• bir dönem ansiklopediler fasikül olarak alınıp tamamlanınca ciltletilirdi. bizim evde hayat, okyanus büyük sözlük(yaklaşık 10 ciltti sanırım), cem gençlik, nasıl çalışır gibi bir sürü ansiklopedi vardı.
    annem sokağa çıkmamıza izin vermezdi, en büyük eğlencelerimizden biri ansiklopedi okumaktı.
    tanım: genelde 90'lı yıllardan önce çocukluklarını yaşayanların yapmış olduğu eylem.

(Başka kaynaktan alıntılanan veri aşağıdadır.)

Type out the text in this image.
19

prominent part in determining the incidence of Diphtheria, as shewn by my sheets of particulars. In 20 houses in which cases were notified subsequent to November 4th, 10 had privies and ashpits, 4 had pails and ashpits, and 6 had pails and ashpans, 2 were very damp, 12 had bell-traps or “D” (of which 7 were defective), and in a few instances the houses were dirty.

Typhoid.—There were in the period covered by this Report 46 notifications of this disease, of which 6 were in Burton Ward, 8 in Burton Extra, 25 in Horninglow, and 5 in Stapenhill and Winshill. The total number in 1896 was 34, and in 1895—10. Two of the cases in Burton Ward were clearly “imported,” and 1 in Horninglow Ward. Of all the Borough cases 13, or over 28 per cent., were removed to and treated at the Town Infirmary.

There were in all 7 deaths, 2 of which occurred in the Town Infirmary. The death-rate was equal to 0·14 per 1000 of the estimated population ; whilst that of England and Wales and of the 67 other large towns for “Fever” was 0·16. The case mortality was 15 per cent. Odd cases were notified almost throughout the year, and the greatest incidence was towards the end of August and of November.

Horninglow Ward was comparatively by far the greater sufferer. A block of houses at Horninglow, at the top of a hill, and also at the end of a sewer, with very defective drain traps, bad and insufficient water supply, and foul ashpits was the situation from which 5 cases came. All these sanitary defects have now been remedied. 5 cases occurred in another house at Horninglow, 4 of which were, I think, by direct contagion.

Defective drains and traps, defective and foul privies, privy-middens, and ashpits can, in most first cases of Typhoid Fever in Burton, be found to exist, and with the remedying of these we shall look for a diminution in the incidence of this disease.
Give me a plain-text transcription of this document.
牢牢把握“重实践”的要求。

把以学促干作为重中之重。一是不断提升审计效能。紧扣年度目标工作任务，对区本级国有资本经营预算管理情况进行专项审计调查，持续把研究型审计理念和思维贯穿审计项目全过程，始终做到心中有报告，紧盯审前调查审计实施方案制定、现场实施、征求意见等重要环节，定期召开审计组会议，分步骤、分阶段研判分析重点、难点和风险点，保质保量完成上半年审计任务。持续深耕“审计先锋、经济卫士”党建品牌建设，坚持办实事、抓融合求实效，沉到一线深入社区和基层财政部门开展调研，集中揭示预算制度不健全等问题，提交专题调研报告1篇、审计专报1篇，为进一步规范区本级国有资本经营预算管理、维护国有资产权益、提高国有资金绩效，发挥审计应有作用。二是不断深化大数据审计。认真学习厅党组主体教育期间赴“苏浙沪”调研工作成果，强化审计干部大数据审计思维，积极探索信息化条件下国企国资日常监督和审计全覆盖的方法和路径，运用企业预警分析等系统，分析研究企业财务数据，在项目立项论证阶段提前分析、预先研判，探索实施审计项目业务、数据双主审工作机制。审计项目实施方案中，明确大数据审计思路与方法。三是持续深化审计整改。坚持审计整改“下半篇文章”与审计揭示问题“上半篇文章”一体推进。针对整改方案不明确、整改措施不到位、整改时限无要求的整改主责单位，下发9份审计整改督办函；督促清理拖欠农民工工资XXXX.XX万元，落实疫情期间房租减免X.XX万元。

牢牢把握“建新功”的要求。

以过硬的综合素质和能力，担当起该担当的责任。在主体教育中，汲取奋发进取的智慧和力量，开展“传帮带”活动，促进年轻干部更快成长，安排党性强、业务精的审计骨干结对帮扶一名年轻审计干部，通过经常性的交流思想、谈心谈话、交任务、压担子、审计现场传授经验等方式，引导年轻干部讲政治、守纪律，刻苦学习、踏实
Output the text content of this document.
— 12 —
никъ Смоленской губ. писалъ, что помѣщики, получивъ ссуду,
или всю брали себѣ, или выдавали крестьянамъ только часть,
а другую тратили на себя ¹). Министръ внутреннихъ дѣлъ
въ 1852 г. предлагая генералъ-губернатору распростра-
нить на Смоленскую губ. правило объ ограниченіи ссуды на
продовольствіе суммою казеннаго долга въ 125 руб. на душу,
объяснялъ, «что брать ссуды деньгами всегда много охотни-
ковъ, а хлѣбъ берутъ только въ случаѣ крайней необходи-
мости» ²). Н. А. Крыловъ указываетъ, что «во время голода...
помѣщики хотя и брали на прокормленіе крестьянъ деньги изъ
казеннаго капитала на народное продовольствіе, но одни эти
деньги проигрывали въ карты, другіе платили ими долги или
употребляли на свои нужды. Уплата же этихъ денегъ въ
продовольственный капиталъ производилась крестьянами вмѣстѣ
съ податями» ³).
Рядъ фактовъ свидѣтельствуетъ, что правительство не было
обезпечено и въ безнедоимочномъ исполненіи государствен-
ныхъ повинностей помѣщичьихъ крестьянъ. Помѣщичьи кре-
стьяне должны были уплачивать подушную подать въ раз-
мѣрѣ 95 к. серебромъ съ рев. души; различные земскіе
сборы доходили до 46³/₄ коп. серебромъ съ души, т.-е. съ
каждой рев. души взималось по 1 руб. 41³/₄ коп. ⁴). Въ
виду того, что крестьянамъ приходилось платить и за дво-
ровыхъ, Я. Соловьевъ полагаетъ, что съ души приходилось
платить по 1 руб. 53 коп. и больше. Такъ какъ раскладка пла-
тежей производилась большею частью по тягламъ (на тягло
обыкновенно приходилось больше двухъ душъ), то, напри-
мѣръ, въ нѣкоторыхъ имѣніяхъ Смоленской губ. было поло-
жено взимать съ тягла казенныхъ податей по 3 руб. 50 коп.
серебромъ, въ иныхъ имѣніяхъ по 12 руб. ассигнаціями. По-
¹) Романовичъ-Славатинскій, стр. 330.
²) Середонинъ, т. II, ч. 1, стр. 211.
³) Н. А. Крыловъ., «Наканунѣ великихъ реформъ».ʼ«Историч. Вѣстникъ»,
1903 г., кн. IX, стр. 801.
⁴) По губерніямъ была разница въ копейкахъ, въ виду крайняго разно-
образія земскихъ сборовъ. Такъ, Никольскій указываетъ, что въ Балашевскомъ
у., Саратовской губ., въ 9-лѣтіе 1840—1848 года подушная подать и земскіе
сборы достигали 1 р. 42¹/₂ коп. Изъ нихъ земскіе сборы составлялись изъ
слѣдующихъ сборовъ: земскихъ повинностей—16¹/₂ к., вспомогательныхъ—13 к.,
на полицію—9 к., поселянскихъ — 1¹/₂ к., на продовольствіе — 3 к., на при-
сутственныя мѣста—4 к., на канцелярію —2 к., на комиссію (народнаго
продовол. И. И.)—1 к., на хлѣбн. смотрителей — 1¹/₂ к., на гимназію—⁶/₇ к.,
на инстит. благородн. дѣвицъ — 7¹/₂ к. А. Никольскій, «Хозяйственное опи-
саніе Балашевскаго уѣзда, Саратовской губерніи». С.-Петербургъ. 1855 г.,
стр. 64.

  • gazetelerin ansiklopedi yarışına girdiği bir dönemdi hatırladığım kadarı ile. her aile gibi bizimkiler de boş durmamış dayım dinozorla ilgili kuşe kağıda baskılı renkli ansiklopedinin kuponlarını biriktirirken teyzem temel britannica annem de tv kuponlarıyla iştigal olurdu. bir ara fanatik gazetesi de bisiklet vermişti hatta. neyse gelelim konumuza tabi her boka meraklı gününün büyük çoğunluğu neden niye nasıl sorularıyla büyüklerini çıldırtmakla geçen sabahları 6'da kalkıp hayaller kurarak kahkahalar atan bendenizin eline sesimi kesmek için dinozor ansiklopedileri tutuşturuldu.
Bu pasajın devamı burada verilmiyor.